Seventeen, healthy, eumenorrheic females (age: 27±7 y; BMI: 24±3 kg/m²) participated in this randomised cross-over study during the early follicular (4±1d following menses) and late follicular (2±2 d before luteinising hormone surge) phases of the menstrual cycle. On each visit, a blood sample was collected to measure serum sex hormone concentrations (oestradiol, free oestradiol index, progesterone, oestrogen to progesterone ratio, testosterone, and free testosterone), participants then received a primed continuous infusion of L-[ring–²H₅]phenylalanine for 7.5 h. Following a bout of resistance exercise, participants ingested a protein beverage. Muscle biopsies were collected before and during a 4 h post-exercise postprandial period to assess MyoPS. This study was approved by the Sport and Health Sciences Ethics Committee of the University of Exeter, in accordance with the standards for human research as outlined in the Declaration of Helsinki. Sex hormone concentrations between menstrual cycle phases were analysed using a paired t test. The relationship between sex hormones and MyoPS were assessed using Pearson’s product moment correlation. Data are expressed as means±SD.

Serum oestradiol (855±571 vs. 183±78 pmol/L; P<0.001), progesterone (4.0±5.1 vs. 1.1±0.7 nmol/L; P=0.041), free oestradiol index (13.1±7.1 vs. 3.3±2.7 pmol/nmol; P<0.0001), oestradiol to progesterone ratio (659±866 vs. 225±154 pmol/nmol; P=0.046), total testosterone (1.3±0.6 vs. 1.2±0.6 nmol/L; P=0.023), and free testosterone (18±15 vs. 16±15 pmol/L; P=0.097) were all greater during the late follicular phase compared to during the early follicular phase.
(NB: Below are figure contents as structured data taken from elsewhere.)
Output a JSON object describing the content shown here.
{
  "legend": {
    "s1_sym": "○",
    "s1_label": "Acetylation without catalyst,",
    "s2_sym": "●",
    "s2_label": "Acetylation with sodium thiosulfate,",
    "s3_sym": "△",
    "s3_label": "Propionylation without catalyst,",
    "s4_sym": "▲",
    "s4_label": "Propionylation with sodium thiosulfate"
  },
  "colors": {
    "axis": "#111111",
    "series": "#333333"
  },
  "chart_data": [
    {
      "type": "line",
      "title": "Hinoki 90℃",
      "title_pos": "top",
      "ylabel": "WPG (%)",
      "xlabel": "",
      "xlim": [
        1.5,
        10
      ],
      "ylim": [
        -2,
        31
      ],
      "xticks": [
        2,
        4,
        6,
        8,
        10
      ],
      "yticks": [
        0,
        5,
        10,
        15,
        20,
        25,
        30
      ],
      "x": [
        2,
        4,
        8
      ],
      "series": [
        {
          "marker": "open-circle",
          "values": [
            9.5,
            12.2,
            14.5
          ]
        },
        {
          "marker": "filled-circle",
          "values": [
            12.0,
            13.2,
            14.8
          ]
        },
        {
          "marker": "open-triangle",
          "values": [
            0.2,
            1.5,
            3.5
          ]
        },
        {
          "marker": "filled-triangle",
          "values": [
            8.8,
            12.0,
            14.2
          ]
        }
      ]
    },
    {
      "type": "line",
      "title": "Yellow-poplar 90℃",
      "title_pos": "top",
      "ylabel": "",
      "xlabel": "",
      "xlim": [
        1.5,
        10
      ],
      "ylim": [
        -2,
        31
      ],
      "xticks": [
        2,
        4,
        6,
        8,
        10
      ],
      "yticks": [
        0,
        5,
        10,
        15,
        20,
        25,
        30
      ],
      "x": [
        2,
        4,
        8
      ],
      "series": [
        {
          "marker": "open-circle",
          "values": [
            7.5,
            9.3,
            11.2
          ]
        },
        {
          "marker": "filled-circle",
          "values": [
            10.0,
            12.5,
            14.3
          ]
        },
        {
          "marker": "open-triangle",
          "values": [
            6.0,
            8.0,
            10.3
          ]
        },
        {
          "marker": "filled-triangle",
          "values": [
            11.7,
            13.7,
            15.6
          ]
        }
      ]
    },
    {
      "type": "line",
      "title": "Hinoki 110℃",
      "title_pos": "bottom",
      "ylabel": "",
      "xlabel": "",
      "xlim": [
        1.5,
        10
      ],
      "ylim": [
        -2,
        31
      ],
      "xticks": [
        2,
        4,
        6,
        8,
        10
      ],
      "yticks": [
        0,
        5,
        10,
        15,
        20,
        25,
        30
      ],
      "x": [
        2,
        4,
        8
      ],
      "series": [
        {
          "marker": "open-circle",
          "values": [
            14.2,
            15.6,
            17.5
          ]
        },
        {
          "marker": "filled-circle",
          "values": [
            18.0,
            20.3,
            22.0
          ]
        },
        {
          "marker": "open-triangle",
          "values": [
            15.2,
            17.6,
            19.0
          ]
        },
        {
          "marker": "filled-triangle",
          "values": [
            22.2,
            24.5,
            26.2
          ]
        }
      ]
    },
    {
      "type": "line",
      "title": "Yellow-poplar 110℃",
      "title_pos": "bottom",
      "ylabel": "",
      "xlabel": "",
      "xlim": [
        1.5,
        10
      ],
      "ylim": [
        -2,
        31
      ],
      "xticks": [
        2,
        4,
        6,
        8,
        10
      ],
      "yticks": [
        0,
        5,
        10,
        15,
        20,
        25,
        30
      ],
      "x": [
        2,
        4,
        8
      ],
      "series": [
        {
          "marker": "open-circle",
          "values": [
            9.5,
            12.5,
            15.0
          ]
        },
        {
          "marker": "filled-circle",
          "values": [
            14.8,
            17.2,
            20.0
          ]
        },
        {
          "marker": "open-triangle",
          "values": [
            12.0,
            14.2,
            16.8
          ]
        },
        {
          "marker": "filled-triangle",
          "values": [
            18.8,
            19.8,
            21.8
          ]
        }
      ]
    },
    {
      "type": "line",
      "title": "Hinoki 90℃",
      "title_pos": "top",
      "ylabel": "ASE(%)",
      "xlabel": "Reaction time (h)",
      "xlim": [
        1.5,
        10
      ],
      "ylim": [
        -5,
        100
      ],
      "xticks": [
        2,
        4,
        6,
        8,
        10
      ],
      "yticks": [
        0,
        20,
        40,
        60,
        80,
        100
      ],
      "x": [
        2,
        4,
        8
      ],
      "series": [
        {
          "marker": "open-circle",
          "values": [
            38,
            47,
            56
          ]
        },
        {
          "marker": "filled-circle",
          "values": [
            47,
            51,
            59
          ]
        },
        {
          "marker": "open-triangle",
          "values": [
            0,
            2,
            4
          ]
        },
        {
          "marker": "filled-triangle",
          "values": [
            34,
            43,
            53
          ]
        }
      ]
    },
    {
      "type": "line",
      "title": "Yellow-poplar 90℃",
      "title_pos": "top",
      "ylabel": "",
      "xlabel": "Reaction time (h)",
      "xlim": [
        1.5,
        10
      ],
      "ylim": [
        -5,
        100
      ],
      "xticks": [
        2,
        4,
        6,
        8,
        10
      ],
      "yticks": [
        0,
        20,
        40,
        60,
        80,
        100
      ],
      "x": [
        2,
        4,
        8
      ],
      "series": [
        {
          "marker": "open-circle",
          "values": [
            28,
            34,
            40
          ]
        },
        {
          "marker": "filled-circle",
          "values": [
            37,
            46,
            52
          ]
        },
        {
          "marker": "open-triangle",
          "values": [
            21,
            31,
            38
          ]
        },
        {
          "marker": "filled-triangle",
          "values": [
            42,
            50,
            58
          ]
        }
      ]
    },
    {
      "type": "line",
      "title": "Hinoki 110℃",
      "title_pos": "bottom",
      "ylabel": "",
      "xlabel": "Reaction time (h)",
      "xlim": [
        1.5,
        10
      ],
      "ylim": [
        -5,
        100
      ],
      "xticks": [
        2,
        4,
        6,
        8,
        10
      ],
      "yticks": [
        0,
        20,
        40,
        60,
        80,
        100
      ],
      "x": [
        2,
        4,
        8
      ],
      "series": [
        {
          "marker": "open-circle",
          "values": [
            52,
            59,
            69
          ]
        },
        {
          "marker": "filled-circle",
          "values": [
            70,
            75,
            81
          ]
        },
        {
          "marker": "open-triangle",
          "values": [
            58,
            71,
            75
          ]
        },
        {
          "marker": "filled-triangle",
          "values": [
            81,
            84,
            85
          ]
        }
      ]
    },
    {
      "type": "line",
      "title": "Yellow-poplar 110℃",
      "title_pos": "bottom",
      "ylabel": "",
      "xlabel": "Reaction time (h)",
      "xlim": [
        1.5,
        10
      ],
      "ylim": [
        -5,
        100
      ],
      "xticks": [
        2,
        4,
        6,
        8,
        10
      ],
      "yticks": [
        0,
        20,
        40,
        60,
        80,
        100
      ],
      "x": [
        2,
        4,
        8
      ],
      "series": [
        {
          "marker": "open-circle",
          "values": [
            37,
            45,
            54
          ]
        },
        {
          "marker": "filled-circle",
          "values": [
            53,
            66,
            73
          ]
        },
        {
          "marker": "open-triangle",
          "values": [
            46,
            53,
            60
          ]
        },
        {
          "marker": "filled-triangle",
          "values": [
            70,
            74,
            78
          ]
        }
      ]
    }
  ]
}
A moderate correlation was observed between free testosterone and postexercise MyoPS from 0-4 h (r=0.475, P=0.008), and this was trending to be correlated under the basal and early postexercise 0-2 h period (r=0.334, P=0.072; r=0.355, P=0.054; respectively). Total testosterone also moderately correlated with postexercise MyoPS from 0-4 h (r=0.418, P=0.022), but the remainder of the sex hormones (oestradiol, r=0.003, P=0.987; free oestradiol index, r=0.275, P=0.141; progesterone r=-0.078, P=0.682; oestrogen to progesterone ratio r=0.105, P=0.583) did not significantly correlate with MyoPS over 0-4 h or at any other time point (P>0.050).

Post-exercise MyoPS correlated with total and free testosterone yet did not correlate with any other sex hormone, despite a wide range of concentrations measured across the early and late follicular phases. These findings suggest that testosterone, both total and free, may play an important role in the regulation of muscle mass in females.